Volterra is a village built on a hill between the Era and Cecina valleys. With its double walls, both Etruscan and from the thirteenth-century, it's a medieval-looking city, where you can still enjoy the atmosphere of a historic village.

Volterra (in Etruscan Veláthri), was one of the main city-states of ancient Etruria and during the Middle Ages it was the seat of an important episcopal lordship. The village has been known for centuries for the manufacture of alabaster whose artifacts are some of the most important products of Italian craftsmanship.

Volterra is rich in artistic heritage that can be admired while walking through the streets of the historic center and visiting the city's museums which include the Etruscan museum, the Pinacoteca, the Museum of Sacred Art, or the Eco-museum of Alabaster.

The walk continues towards the artistic and religious heart of the city: Piazza San Giovanni with the Cathedral of Santa Maria Assunta and the Baptistery of San Giovanni, important examples of local medieval architecture. Adjacent to the cathedral, the Palazzo dei Priori rises in the square which bears its own name. The building, started in 1208, is the oldest municipal building in Tuscany.

The beauty continues even outside the historic center where you can admire the splendid Roman theater, as well as the ruins of the Etruscan Acropolis. At this point, the traveler can then enjoy the unspoiled landscape all around them before discovering the secrets of a rare artisan production: alabaster.

At the northern end of the city is the Badia di San Giusto, an important Camaldolese monastery founded in 1034 by the bishop of Volterra and dedicated to the patron saint of the city.

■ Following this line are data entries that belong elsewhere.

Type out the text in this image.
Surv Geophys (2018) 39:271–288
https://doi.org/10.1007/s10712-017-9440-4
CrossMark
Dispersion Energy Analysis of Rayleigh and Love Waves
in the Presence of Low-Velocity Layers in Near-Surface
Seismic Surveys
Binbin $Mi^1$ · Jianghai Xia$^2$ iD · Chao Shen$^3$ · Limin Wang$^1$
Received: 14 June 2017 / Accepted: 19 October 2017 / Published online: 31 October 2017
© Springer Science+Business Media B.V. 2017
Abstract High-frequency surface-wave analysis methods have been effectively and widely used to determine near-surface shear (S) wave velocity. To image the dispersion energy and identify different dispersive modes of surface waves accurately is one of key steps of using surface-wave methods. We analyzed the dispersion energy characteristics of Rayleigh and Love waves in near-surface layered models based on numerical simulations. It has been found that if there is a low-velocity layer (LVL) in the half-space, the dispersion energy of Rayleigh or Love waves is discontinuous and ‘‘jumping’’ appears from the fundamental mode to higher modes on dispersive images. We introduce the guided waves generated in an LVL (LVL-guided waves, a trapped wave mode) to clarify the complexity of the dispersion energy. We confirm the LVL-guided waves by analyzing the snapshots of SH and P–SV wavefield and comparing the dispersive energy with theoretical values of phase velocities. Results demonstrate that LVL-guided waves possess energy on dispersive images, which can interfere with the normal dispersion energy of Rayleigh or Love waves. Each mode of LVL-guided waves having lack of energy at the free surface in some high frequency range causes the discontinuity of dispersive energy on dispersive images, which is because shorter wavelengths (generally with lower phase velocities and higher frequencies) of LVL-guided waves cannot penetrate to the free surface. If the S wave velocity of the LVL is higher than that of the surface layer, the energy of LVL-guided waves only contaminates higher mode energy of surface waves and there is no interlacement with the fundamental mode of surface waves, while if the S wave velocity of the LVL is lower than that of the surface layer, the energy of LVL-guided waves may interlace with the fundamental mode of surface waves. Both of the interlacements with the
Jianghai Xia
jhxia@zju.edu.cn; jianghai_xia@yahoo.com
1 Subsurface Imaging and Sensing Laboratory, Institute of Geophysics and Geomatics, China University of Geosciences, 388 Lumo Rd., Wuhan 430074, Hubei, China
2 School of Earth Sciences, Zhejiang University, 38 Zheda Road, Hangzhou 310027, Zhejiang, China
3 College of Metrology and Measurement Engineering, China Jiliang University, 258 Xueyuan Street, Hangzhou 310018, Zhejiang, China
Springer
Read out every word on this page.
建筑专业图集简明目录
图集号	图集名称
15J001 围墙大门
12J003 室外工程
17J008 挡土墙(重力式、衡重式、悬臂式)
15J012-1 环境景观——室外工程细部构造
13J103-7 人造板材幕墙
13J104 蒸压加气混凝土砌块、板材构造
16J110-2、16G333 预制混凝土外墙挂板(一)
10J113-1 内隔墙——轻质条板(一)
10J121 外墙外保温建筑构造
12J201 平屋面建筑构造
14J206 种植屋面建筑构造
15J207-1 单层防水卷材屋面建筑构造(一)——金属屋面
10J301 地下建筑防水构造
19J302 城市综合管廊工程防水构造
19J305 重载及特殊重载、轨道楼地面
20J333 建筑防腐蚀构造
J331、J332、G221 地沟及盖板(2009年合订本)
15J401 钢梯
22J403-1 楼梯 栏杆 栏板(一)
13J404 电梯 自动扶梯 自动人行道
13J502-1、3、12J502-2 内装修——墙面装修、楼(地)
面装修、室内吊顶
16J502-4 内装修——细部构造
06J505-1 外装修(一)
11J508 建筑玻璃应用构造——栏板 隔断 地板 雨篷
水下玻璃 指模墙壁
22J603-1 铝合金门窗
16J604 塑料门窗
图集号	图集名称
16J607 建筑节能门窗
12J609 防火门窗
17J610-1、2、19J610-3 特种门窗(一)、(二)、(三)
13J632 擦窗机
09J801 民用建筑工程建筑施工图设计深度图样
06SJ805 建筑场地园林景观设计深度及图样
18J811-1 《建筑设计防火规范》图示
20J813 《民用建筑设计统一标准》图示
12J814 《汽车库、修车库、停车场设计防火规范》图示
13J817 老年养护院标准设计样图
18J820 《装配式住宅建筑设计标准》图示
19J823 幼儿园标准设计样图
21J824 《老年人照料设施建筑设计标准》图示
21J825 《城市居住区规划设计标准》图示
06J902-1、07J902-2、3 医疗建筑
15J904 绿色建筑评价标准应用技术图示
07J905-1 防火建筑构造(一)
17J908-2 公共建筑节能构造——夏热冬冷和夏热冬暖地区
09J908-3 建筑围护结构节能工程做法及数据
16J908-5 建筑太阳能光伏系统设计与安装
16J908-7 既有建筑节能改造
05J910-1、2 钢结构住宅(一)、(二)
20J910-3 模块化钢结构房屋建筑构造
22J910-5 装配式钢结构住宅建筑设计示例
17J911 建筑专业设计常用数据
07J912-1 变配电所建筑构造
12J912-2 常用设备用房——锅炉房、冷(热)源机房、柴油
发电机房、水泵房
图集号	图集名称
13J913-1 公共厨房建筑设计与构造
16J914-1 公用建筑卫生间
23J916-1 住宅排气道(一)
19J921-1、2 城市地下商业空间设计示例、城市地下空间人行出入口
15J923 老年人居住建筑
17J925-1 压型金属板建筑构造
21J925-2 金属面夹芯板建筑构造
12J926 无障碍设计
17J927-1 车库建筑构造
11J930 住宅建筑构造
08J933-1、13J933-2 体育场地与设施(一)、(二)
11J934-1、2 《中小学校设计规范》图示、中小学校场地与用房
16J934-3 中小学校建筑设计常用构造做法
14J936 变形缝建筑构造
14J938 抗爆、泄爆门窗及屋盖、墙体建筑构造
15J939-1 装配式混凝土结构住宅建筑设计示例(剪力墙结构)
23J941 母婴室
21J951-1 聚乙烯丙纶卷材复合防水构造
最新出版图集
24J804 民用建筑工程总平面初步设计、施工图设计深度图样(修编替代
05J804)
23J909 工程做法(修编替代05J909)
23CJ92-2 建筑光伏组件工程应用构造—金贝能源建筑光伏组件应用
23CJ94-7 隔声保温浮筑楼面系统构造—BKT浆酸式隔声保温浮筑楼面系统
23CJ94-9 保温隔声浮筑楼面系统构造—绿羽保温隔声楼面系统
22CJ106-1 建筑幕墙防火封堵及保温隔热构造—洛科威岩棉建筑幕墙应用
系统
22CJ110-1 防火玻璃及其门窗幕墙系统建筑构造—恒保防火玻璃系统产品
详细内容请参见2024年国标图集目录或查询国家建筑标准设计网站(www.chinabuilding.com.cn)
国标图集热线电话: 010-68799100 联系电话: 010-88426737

The abbey is worth a visit for the well-preserved cloister and refectory, but also, simply for the spectacular panorama it offers.

You can't miss the small villages like Montemiccioli, a small castle built on the borderline between the territory of Volterra and that of San Gimignano or Saline di Volterra, which owes its name to the deposits of rock salt contained in its subsoil exploited continuously from the second half of the tenth century.

Go south-east towards the Berignone Forest Nature Reserve. Woods and rich fauna cover more than two thousand hectares. At the Masso delle Fanciulle resort, you will find a perfect swimming area to cool off on hot summer days.

In March, Volterra becomes the stage for the Marzuolo Truffle Market Exhibition and the typical products of the Alta Val di Cecina while Volterragusto returns every October with its numerous events dedicated to the truffle and beyond. Among these, perhaps the most loved is the Palio dei Caci, a fun challenge that sees the Contrade di Volterra engaged in tumbling a form of cheese in the shortest possible time along a path set up on the steep Via Franceschini.
On the second and third Sunday of August, the city hosts the medieval reenactment called the Volterra AD. The line-up features shows, events, markets, workshops, music and jugglers.

Volterra, like the whole territory of Valdelsa and Valdicecina, is the perfect place to taste rustic and genuine cuisine, based on local tradition. The Pecorino delle Balze Volterrane DOP is a cheese made exclusively from raw milk with vegetable rennet that is obtained from the flower of a thistle or artichoke and is something you must taste.